A twig snapped somewhere deeper in the yard. Kane’s head whipped toward the sound, his body going rigid. His hand moved instinctively toward his waistband.
“What was that?” Thomas whispered.
Kane held up a finger, listening. The silence stretched taut between us, broken only by the unmistakable crunch of footsteps on gravel—multiple sets, trying to move quietly but failing.
Kane’s eyes met mine for a split second.
He muttered something under his breath. Then louder, his voice shifting into something harder. “I’m done playing games with you, Georgiou.”
Before I could process what was happening, Kane’s gun was in his hand, the barrel pointed directly at my chest.
“Kane, what the—” Thomas started, his voice tight with shock.
“Both of you, shut up.” Kane’s voice carried across the yard, loud enough for anyone listening to hear clearly. “You think you can just walk into my territory and act like you own the place?”
Thomas’s weapon cleared his holster in one smooth motion, trained on Kane, and stepped in front of me.
A shot rang out—Kane firing into the air. The sharp crack echoed off the stacked cars around us.
“Stand down!” Kane shouted. “This is between me and them.”
More footsteps, closer now. At least three sets, maybe four.
“Kane!” A voice called out from somewhere near the front of the yard. “Everything all right back there?”
I didn’t recognize the voice, but it had the rough edge of another Grave Son.
“Just taking care of some business,” Kane called back. “Nothing I can’t handle.”
Kane aimed wide again with another shot, this one slamming into the car door inches from my head.
Thomas looked at me, understanding dawning in his eyes. “He’s trying to maintain his cover.” Thomas lifted his weapon slightly and returned fire, the shot going deliberately high.
The moment Thomas’s gun went off, everything changed.
“Shots fired!” someone yelled from the front of the yard.
“We’re under attack!” came another voice.

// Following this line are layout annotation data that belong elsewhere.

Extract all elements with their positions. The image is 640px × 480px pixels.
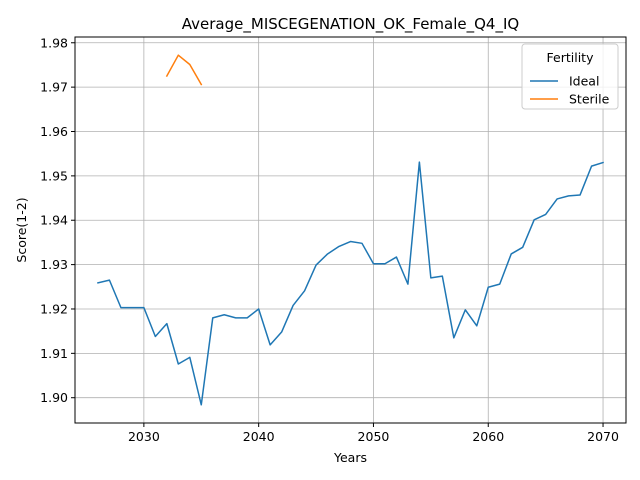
x-tick-label: 2030	[128, 429, 160, 444]
legend-label-ideal: Ideal	[569, 74, 599, 89]
legend: Fertility Ideal Sterile	[521, 43, 619, 110]
y-tick-label: 1.91	[40, 346, 68, 361]
y-axis-label: Score(1-2)	[14, 197, 29, 262]
legend-box	[521, 43, 619, 110]
axis-ticks: 2030 2040 2050 2060 2070 1.90 1.91 1.92 1.93 1.94…	[40, 35, 619, 444]
y-tick-label: 1.96	[40, 124, 68, 139]
series-line-ideal	[97, 161, 604, 406]
x-tick-label: 2070	[587, 429, 619, 444]
x-tick-label: 2060	[472, 429, 504, 444]
y-tick-label: 1.95	[40, 168, 68, 183]
y-tick-label: 1.97	[40, 80, 68, 95]
y-tick-label: 1.90	[40, 390, 68, 405]
x-axis-label: Years	[333, 450, 367, 465]
plot-area-frame	[74, 36, 627, 424]
series-line-sterile	[165, 54, 203, 86]
series-lines	[97, 54, 604, 406]
y-tick-label: 1.94	[40, 213, 68, 228]
y-tick-label: 1.92	[40, 301, 68, 316]
y-tick-label: 1.98	[40, 35, 68, 50]
chart-title: Average_MISCEGENATION_OK_Female_Q4_IQ	[182, 15, 519, 34]
x-tick-label: 2040	[243, 429, 275, 444]
y-tick-label: 1.93	[40, 257, 68, 272]
legend-title: Fertility	[547, 50, 595, 65]
x-tick-label: 2050	[358, 429, 390, 444]
legend-label-sterile: Sterile	[569, 92, 610, 107]
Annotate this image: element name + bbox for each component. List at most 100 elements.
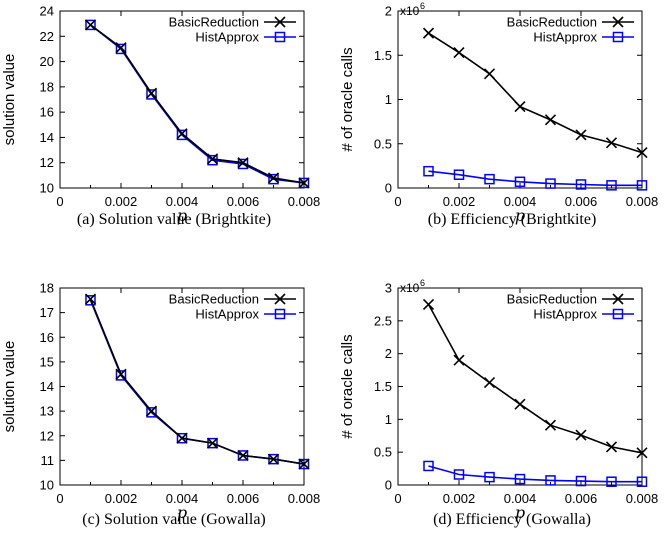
x-tick-label: 0.008 <box>288 491 321 506</box>
legend-marker-HistApprox <box>274 308 286 320</box>
chart-caption: (c) Solution value (Gowalla) <box>82 511 266 528</box>
y-tick-label: 2 <box>385 4 392 19</box>
data-point-BasicReduction <box>483 376 496 389</box>
y-tick-label: 22 <box>40 29 54 44</box>
data-point-BasicReduction-b <box>115 42 127 54</box>
data-point-HistApprox <box>453 469 465 480</box>
x-tick-label: 0.002 <box>105 194 138 209</box>
y-tick-label: 16 <box>40 330 54 345</box>
legend-marker-BasicReduction-b <box>612 293 624 305</box>
data-point-BasicReduction <box>544 114 557 126</box>
data-point-BasicReduction-b <box>115 368 127 380</box>
data-point-HistApprox <box>636 180 648 191</box>
legend-marker-HistApprox <box>612 31 624 43</box>
y-tick-label: 15 <box>40 354 54 369</box>
data-point-HistApprox <box>545 178 556 189</box>
data-point-HistApprox <box>237 158 249 170</box>
legend-marker-BasicReduction <box>612 293 624 305</box>
chart-caption: (a) Solution value (Brightkite) <box>77 211 271 228</box>
data-point-BasicReduction <box>206 153 219 165</box>
data-point-BasicReduction <box>514 101 526 113</box>
y-tick-label: 2.5 <box>374 313 392 328</box>
data-point-BasicReduction <box>298 458 310 470</box>
data-point-BasicReduction-b <box>145 87 158 99</box>
data-point-BasicReduction-b <box>575 429 587 441</box>
data-point-HistApprox <box>514 473 526 485</box>
chart-0: 10 12 14 16 18 20 22 24 0 0.002 0.004 0.006 0.008 sol… <box>1 4 320 229</box>
data-point-BasicReduction-b <box>483 68 496 80</box>
y-tick-label: 1 <box>385 412 392 427</box>
y-tick-label: 11 <box>41 453 55 468</box>
x-tick-label: 0.004 <box>504 194 537 209</box>
data-point-BasicReduction <box>514 398 526 410</box>
y-tick-label: 12 <box>40 155 54 170</box>
x-tick-label: 0.008 <box>626 194 659 209</box>
x-tick-label: 0 <box>394 491 401 506</box>
legend-label: HistApprox <box>533 30 597 45</box>
x-tick-label: 0.008 <box>288 194 321 209</box>
data-point-BasicReduction <box>115 368 127 380</box>
y-tick-label: 18 <box>40 281 54 296</box>
data-point-BasicReduction <box>84 19 97 31</box>
data-point-BasicReduction <box>636 147 648 159</box>
y-tick-label: 1.5 <box>374 48 392 63</box>
data-point-BasicReduction <box>176 432 188 444</box>
x-tick-label: 0 <box>56 194 63 209</box>
data-point-BasicReduction-b <box>544 114 557 126</box>
legend-marker-BasicReduction-b <box>274 16 286 28</box>
y-tick-label: 10 <box>40 478 54 493</box>
y-tick-label: 13 <box>40 404 54 419</box>
y-axis-label: # of oracle calls <box>339 334 356 438</box>
data-point-HistApprox <box>146 407 157 418</box>
data-point-BasicReduction <box>237 449 249 462</box>
data-point-BasicReduction-b <box>422 298 435 310</box>
data-point-BasicReduction-b <box>575 129 587 141</box>
data-point-BasicReduction <box>115 42 127 54</box>
data-point-BasicReduction-b <box>605 137 618 149</box>
data-point-BasicReduction <box>422 298 435 310</box>
x-axis-label: p <box>515 206 525 225</box>
data-point-HistApprox <box>575 179 587 190</box>
y-tick-label: 10 <box>40 181 54 196</box>
data-point-BasicReduction-b <box>206 153 219 165</box>
legend-label: BasicReduction <box>169 292 259 307</box>
y-tick-label: 14 <box>40 130 54 145</box>
data-point-HistApprox <box>115 43 127 55</box>
axis-multiplier-exponent: 6 <box>420 278 425 288</box>
legend-marker-HistApprox <box>274 31 286 43</box>
chart-1: 0 0.5 1 1.5 2 0 0.002 0.004 0.006 0.008 # of oracl… <box>339 1 658 228</box>
data-point-BasicReduction-b <box>605 441 618 453</box>
legend-label: HistApprox <box>195 30 259 45</box>
data-point-HistApprox <box>575 475 587 487</box>
legend-marker-BasicReduction <box>274 16 286 28</box>
data-point-HistApprox <box>85 19 96 31</box>
legend-marker-BasicReduction <box>274 293 286 305</box>
data-point-HistApprox <box>606 180 617 191</box>
data-point-BasicReduction <box>422 27 435 39</box>
data-point-BasicReduction-b <box>483 376 496 389</box>
legend-marker-BasicReduction-b <box>612 16 624 28</box>
data-point-BasicReduction-b <box>514 101 526 113</box>
series-line-BasicReduction <box>428 32 643 154</box>
axis-multiplier: x10 <box>400 281 420 295</box>
y-axis-label: # of oracle calls <box>339 47 356 151</box>
y-tick-label: 0 <box>385 478 392 493</box>
series-line-HistApprox <box>428 170 642 187</box>
axis-multiplier-exponent: 6 <box>420 1 425 11</box>
data-point-BasicReduction-b <box>267 453 280 465</box>
data-point-BasicReduction <box>298 177 310 189</box>
data-point-HistApprox <box>636 476 648 487</box>
data-point-HistApprox <box>146 89 157 100</box>
axis-multiplier: x10 <box>400 4 420 18</box>
data-point-HistApprox <box>85 295 96 306</box>
data-point-BasicReduction-b <box>237 157 249 169</box>
y-tick-label: 12 <box>40 428 54 443</box>
data-point-BasicReduction <box>605 441 618 453</box>
x-axis-label: p <box>177 503 187 522</box>
x-tick-label: 0 <box>394 194 401 209</box>
data-point-BasicReduction-b <box>176 432 188 444</box>
data-point-HistApprox <box>423 460 434 472</box>
y-tick-label: 0.5 <box>374 136 392 151</box>
data-point-BasicReduction-b <box>84 19 97 31</box>
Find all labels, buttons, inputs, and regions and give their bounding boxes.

Suddenly, gunfire erupted. Multiple weapons opened up, bullets ricocheting off the stacked cars around us with sharp, metallic pings that created a deadly symphony of ricochet and reverberation. The smell of gunpowder mixed with rust and oil, acrid and choking in the confined space between the towering metal walls.
Kane cursed under his breath. He had to keep up the charade now.
“Should we move in?” came a voice, closer now.
“I said I’ve got this!” Kane’s response was sharp, authoritative. “You want to explain to Colter why you didn’t trust me to handle these punks?”
The gunfire continued, but more sporadically now. Kane fired twice more in rapid succession, both shots hitting the ground near the car but nowhere close to actually hitting us.
“You got lucky today,” Kane said, loud enough to carry. “But if I see you sniffing around here again, you won’t walk away.”
Thomas elbowed me. “There’s a gap in the fence. We’ll get out, stay low, and wait for them to clear out.”
I nodded.
“Do we go after them?” One of Kane’s guys asked.
“Nah, Colter said no one touches them yet. Besides, I need to search that car and then get it crushed. Colter wants no evidence left.”